“The beauty of the earth is the first beauty. Millions of years before us the earth lived in wild elegance.
Landscape is the first-born of creation.”
John O’Donohue – Beauty: The Invisible Embrace
Wherever I travel, be it a wild or settled place, I find fundamental archetypal presences in the land. As a photographer and video artist based in the San Francisco Bay Area, my practice seeks to reveal this in the physical landscape, informed by my reading of history, ecology, philosophy, and archetypal psychology. Questions arise when I encounter space in an intimate way.
Is beauty necessary? A numinous beauty inhabits the vast forests and deserts of the American West. There, I feel most fundamentally at home, amid the ever-varied and receding horizon, shifting light, alone with clouds or clear blue sky. In the silence that prevails I can hear myself think. What is necessary for our relationship to the endangered natural world are images that honor the intimate individual realities of specific places.

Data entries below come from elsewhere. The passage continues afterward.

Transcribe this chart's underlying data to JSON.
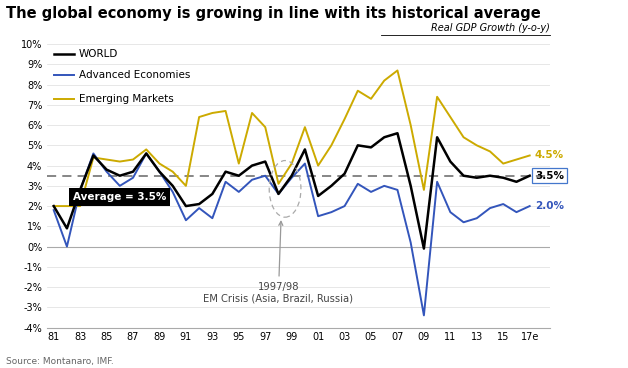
{
  "title": "The global economy is growing in line with its historical average",
  "subtitle": "Real GDP Growth (y-o-y)",
  "source": "Source: Montanaro, IMF.",
  "average": 3.5,
  "average_label": "Average = 3.5%",
  "xlabels": [
    "81",
    "83",
    "85",
    "87",
    "89",
    "91",
    "93",
    "95",
    "97",
    "99",
    "01",
    "03",
    "05",
    "07",
    "09",
    "11",
    "13",
    "15",
    "17e"
  ],
  "xtick_years": [
    1981,
    1983,
    1985,
    1987,
    1989,
    1991,
    1993,
    1995,
    1997,
    1999,
    2001,
    2003,
    2005,
    2007,
    2009,
    2011,
    2013,
    2015,
    2017
  ],
  "years": [
    1981,
    1982,
    1983,
    1984,
    1985,
    1986,
    1987,
    1988,
    1989,
    1990,
    1991,
    1992,
    1993,
    1994,
    1995,
    1996,
    1997,
    1998,
    1999,
    2000,
    2001,
    2002,
    2003,
    2004,
    2005,
    2006,
    2007,
    2008,
    2009,
    2010,
    2011,
    2012,
    2013,
    2014,
    2015,
    2016,
    2017
  ],
  "world": [
    2.0,
    0.9,
    2.8,
    4.5,
    3.8,
    3.5,
    3.7,
    4.6,
    3.7,
    3.0,
    2.0,
    2.1,
    2.6,
    3.7,
    3.5,
    4.0,
    4.2,
    2.6,
    3.5,
    4.8,
    2.5,
    3.0,
    3.6,
    5.0,
    4.9,
    5.4,
    5.6,
    3.0,
    -0.1,
    5.4,
    4.2,
    3.5,
    3.4,
    3.5,
    3.4,
    3.2,
    3.5
  ],
  "advanced": [
    1.8,
    0.0,
    2.8,
    4.6,
    3.7,
    3.0,
    3.4,
    4.6,
    3.7,
    2.7,
    1.3,
    1.9,
    1.4,
    3.2,
    2.7,
    3.3,
    3.5,
    2.6,
    3.4,
    4.1,
    1.5,
    1.7,
    2.0,
    3.1,
    2.7,
    3.0,
    2.8,
    0.2,
    -3.4,
    3.2,
    1.7,
    1.2,
    1.4,
    1.9,
    2.1,
    1.7,
    2.0
  ],
  "emerging": [
    2.0,
    2.0,
    2.0,
    4.4,
    4.3,
    4.2,
    4.3,
    4.8,
    4.1,
    3.7,
    3.0,
    6.4,
    6.6,
    6.7,
    4.1,
    6.6,
    5.9,
    3.1,
    4.1,
    5.9,
    4.0,
    5.0,
    6.3,
    7.7,
    7.3,
    8.2,
    8.7,
    6.0,
    2.8,
    7.4,
    6.4,
    5.4,
    5.0,
    4.7,
    4.1,
    4.3,
    4.5
  ],
  "world_color": "#000000",
  "advanced_color": "#3355bb",
  "emerging_color": "#ccaa00",
  "dashed_color": "#666666",
  "bg_color": "#ffffff",
  "separator_color": "#c8a8a8",
  "end_label_world": "3.5%",
  "end_label_advanced": "2.0%",
  "end_label_emerging": "4.5%",
  "annotation_text": "1997/98\nEM Crisis (Asia, Brazil, Russia)",
  "ylim_min": -4,
  "ylim_max": 10,
  "xmin": 1980.5,
  "xmax": 2018.5
}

Mindful seeing can call forth feelings of awe, rapture, or foreboding without the overblown, oversaturated and thus falsified pictures common to commercial landscape photography. As an artist deeply committed to finding, documenting, and sharing knowledge of fragile and remote places, my practice includes using my work in presentations for communities in both in person and online settings as well as in traditional gallery installations.